The move has also been prompted by a series of alcohol-fuelled late-night disturbances at the Ladhope Vale bus station exposing its eight staff to both physical and verbal abuse.
As of next month, the interchange will be open for over three hours less a day than at present and will be shut by the time most of the town’s pubs close.
From Saturday, July 1, the building will operate from 5.45am to 11pm daily, instead of the current 4.30am to 1am opening times.
The only change for bus passengers outwith the new opening hours will be the use of stance eight, directly outside the interchange, to board services.
The new opening hours also take into account the low bus passenger numbers using the facility after 11pm and before 6am, with an average of just one and a half passengers boarding each of the five services that run outside the new opening times, according to a council spokesman.

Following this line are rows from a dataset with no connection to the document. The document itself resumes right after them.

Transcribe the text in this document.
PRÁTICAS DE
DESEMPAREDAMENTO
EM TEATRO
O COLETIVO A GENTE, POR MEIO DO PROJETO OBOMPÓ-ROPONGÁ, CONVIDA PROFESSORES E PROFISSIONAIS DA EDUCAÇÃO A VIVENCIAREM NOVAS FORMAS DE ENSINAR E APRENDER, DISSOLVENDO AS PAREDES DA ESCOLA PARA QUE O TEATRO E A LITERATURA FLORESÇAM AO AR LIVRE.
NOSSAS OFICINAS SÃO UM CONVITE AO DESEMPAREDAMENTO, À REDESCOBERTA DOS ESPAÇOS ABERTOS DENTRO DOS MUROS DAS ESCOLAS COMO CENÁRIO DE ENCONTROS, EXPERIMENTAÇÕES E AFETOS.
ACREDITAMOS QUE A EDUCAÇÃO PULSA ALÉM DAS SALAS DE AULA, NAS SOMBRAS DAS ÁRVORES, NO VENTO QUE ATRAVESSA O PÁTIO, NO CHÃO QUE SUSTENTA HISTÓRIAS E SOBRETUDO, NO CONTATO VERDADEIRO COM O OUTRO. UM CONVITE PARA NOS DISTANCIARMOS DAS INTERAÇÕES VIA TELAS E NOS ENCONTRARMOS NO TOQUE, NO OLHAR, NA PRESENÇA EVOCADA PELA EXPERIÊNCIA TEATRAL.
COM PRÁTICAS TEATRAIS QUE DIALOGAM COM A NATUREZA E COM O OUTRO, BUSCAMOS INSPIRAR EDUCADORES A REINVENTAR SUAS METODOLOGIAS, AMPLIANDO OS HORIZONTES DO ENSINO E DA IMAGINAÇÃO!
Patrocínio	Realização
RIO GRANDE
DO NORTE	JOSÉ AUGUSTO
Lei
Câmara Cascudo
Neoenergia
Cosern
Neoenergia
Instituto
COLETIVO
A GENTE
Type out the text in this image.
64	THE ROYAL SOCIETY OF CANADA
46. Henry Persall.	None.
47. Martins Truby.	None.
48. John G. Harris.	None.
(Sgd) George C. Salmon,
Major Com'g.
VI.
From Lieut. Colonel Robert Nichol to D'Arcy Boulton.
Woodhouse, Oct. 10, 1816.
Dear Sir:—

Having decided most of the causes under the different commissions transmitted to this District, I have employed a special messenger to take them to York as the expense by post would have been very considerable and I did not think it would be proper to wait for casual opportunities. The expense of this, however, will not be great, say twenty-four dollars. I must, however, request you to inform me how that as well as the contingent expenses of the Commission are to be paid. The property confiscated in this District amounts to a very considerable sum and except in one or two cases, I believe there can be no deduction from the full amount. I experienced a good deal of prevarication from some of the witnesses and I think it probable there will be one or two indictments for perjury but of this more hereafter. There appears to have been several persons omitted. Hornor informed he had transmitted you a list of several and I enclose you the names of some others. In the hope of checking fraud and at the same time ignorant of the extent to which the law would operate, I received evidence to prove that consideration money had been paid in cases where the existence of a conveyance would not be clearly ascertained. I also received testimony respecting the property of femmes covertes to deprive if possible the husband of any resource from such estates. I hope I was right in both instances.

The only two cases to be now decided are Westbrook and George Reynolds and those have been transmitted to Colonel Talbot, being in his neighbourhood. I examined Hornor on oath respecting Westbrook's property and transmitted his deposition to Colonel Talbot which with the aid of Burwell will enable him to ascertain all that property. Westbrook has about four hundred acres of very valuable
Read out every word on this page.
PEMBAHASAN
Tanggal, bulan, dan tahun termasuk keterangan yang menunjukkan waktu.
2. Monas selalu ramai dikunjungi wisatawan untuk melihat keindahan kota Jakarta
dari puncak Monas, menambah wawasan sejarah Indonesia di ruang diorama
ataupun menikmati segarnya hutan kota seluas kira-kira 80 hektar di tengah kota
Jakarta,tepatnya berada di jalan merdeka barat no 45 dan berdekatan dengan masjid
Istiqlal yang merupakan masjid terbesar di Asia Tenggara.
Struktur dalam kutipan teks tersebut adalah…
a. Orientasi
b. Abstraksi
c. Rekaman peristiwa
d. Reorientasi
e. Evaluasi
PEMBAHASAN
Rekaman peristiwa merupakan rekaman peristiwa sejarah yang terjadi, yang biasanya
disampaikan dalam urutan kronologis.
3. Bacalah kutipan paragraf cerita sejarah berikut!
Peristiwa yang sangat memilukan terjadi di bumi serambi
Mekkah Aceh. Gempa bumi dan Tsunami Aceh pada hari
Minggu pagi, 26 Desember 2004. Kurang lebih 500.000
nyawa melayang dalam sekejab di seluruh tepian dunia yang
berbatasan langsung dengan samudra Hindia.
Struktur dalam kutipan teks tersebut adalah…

The decision is also part of a review of services at the interchange with the potential to save the council £40,000 per year at a time when there are ongoing pressures on public funding, he added.
The changes will not lead to any permanent job losses, workers there have been reassured.
Train services outwith the new opening hours will be unaffected as a ticket machine is available on the railway platform.
Scottish Borders Council’s executive member for roads and infrastructure, Selkirkshire councillor Gordon Edgar, said: “Galashiels transport interchange is a well-used facility, with 3,000 people passing through every day.
“However, council figures show that since it opened in August 2015, it is rarely used by bus passengers after 11pm and before 6am.
“There has also been late-night anti-social behaviour, with staff suffering verbal and physical abuse which has resulted in court appearances for offenders.
“We are working hard to tackle this unacceptable problem, but closing at 11pm will certainly aid this issue.
“In the current financial climate, the council has to consider how it delivers its services differently.
“While this change will result in some inconvenience for a small number of passengers, it will result in better use of the council’s resources.
“Importantly, this decision will not change any bus or train services and will not see any permanent jobs lost.”